Emit alloc instructions during a conversion pass

I’m currently writing a conversion pass for a dialect, where I have some operation that I am rewriting using lower level dialects (arith, memref, affine, etc).

Let’s say that a function in the dialect is:

"my_op" (%0, %1, %2) : (memref<5xi64>, memref<5xi64>, memref<5xi64>) -> ()

In one of my passes, I want to emit memref alloc instructions as part of the conversion.

Let’s say part of my pass is to emit some arith instructions, e.g.:

Value lhs_i = rewriter.create<AffineLoadOp>(loc, lhs, ArrayRef<Value>{i});
Value rhs_i = rewriter.create<AffineLoadOp>(loc, rhs, ArrayRef<Value>{i});
Value sum_i = rewriter.create<AddIOp>(loc, intType, lhs_i, rhs_i);

With this alone (and the boilerplate, e.g. erasing the original op), the conversion pass works fine, and my_op is replaced with the above instructions.

However, when I try and add a memref alloc instruction, the conversion fails (silently), and my_op remains with none of the target instructions generated.

MemRefType my_type = MemRefType::get({5}, intType);
Value my_alloc = rewriter.create<AllocOp>(loc, my_type);

As far as I can see I’m not doing anything incorrectly: I define the type/size of the memref, and then generate the alloc instruction.
However, adding those two lines to any of my passes causes them to silently fail.

Is there something obvious I’m missing? As far as I can see looking at some other dialects, e.g. SparseTensor I’m doing the right thing.
Also, looking at this blogpost from early last year.2

I am currently trying to reproduce the failure in a barebones standalone dialect, I will share that once it’s working, assuming I don’t find a fix.

EDIT

I have reproduced this in a simple standalone dialect, defined in this GitHub repo.

If I have some MLIR code such as:

func @my_standalone() {
  %i0 = arith.constant 0 : index
  %0 = memref.alloc() : memref<5xi64>
  %1 = memref.alloc() : memref<5xi64>
  %2 = memref.alloc() : memref<5xi64>
  "standalone.MyOp" (%0, %1, %2) : (memref<5xi64>, memref<5xi64>, memref<5xi64>) -> ()
  return
}

Then if I run $ standalone-opt --standalone-to-loops, then I get the exact same code back.

However, if I comment out the alloc instructions in these lines.

Again, perhaps it’s something obvious I’m missing, but the fact that the failure is silent makes it tricky for me to move forward as a newer user.

A good way to debug this kind of things is the -debug option. It should show you in details what the conversion framework is trying to do.

What is possible here is that this AllocOp is not “legal” according to the configuration of your particular conversion and so this pattern application is rolled back.

Exactly this, the memref dialect from which AllocOp is taken is not declared as legal here

neither is the op separately.

Separately, can you elaborate on your intended use cases?
It is possible you are reinventing wheels.
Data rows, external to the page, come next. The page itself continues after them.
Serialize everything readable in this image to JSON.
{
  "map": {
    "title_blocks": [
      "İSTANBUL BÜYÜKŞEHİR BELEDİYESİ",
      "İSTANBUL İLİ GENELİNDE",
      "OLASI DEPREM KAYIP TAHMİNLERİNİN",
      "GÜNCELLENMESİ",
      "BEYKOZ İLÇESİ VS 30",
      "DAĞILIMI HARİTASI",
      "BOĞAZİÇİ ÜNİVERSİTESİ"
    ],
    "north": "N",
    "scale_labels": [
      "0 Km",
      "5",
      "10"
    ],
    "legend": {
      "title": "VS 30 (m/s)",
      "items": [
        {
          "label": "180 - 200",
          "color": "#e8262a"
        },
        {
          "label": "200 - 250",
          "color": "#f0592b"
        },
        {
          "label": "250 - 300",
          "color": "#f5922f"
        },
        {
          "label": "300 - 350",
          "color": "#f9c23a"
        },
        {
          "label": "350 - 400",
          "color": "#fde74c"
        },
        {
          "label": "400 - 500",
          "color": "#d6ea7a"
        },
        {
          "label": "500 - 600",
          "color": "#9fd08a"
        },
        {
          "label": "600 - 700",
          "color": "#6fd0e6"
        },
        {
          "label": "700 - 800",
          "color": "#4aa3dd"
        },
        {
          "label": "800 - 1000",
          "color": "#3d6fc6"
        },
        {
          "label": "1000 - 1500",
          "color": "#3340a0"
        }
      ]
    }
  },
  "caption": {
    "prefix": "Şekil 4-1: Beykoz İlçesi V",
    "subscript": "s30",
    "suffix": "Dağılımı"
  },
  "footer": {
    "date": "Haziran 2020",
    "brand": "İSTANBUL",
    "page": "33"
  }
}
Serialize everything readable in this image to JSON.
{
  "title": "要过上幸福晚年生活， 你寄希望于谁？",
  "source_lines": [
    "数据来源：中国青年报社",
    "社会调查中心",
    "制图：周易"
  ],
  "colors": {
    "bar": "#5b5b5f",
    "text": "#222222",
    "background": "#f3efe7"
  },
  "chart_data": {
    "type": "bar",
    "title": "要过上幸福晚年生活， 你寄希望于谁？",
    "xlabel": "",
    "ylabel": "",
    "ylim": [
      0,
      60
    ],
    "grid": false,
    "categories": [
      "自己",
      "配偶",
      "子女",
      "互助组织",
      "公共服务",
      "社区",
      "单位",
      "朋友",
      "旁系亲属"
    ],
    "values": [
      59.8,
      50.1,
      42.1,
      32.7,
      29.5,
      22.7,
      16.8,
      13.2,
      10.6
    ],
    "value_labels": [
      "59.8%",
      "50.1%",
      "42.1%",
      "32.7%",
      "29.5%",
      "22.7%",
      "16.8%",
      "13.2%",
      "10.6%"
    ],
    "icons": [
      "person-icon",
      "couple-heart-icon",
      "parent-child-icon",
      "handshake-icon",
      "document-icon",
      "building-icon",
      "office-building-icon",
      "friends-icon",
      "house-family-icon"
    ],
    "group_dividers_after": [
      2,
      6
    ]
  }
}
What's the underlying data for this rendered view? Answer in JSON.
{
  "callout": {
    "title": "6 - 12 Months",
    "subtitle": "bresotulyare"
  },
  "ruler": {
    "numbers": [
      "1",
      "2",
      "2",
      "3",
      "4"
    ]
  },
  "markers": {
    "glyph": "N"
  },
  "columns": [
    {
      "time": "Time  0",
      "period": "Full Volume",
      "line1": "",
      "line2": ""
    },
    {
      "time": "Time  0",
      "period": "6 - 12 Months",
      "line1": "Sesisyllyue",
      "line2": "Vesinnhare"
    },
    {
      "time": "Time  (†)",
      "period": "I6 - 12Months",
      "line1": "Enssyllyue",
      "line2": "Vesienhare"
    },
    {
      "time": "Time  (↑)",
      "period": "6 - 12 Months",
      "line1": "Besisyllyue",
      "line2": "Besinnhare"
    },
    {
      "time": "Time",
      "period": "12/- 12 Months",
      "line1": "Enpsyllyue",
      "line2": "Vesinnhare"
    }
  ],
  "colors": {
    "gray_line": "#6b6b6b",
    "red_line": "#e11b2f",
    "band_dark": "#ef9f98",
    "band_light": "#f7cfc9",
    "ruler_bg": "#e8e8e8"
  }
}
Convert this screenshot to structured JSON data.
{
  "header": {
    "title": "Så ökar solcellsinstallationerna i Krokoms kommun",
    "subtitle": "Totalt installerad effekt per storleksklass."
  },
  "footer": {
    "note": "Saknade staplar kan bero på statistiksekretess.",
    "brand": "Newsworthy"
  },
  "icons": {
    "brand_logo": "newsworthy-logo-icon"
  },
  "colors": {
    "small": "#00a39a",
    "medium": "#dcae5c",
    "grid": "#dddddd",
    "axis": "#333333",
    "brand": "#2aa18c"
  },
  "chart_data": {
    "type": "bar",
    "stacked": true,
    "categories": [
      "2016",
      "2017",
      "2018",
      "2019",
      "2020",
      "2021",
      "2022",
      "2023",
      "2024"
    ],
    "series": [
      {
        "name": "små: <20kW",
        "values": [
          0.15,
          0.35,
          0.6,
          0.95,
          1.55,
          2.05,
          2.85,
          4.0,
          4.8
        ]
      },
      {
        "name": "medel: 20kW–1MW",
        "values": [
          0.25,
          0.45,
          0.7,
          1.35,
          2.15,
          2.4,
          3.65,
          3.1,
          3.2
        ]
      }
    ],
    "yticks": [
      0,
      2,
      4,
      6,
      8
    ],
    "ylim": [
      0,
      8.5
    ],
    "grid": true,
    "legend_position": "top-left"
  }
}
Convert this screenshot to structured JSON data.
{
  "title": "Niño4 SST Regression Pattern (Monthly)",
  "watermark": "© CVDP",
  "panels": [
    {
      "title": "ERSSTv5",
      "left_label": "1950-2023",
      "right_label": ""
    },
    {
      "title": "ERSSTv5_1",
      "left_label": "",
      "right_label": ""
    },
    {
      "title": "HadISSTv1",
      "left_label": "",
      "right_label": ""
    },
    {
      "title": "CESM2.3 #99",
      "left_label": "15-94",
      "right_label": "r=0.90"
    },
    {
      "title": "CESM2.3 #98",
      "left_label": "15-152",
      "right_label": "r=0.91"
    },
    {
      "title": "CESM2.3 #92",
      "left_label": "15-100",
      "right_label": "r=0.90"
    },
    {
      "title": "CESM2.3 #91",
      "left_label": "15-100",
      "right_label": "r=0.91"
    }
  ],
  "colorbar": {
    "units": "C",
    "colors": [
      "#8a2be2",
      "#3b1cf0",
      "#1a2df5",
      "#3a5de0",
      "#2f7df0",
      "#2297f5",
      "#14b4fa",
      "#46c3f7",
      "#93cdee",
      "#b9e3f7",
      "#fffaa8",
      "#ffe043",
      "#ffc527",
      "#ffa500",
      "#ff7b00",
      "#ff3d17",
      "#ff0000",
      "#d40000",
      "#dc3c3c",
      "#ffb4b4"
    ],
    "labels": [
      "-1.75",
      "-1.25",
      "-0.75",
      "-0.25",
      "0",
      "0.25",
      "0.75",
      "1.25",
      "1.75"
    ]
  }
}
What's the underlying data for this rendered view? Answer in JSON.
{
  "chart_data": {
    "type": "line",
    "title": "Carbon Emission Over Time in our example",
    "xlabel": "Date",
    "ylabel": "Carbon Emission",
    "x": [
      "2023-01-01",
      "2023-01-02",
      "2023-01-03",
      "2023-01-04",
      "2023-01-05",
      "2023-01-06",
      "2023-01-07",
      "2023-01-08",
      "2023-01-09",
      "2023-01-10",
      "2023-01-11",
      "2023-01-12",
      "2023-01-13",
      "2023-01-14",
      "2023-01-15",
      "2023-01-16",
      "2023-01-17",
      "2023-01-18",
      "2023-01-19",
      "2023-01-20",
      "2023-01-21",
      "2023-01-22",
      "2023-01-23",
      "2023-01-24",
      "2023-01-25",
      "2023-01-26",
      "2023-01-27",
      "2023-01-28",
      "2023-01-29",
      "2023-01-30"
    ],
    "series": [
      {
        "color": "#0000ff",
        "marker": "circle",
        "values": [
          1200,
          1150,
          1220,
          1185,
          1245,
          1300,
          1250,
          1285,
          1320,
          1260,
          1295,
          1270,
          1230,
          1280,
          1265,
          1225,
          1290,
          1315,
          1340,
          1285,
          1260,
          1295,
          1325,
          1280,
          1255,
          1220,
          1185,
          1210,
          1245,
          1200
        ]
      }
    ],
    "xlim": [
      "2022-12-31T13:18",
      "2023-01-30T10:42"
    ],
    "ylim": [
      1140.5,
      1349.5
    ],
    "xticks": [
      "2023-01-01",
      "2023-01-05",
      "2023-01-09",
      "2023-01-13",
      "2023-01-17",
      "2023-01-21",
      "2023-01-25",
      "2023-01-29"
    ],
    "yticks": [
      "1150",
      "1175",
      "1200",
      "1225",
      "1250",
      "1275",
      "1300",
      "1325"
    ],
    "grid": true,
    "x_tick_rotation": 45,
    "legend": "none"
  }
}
Thanks so much all, the “legal dialect” parameter was what I needed, but wasn’t aware of: I had just blindly copy-pasted that bit of code from another example.

Adding MemRef dialect to the legal dialects allowed me to generate the code I needed.

Regarding my application, I was looking at the Number Theoretic Transform (NTT), for which you can precompute a table of values that can be used in the transformation, assuming you know the shape of your problem ahead of time.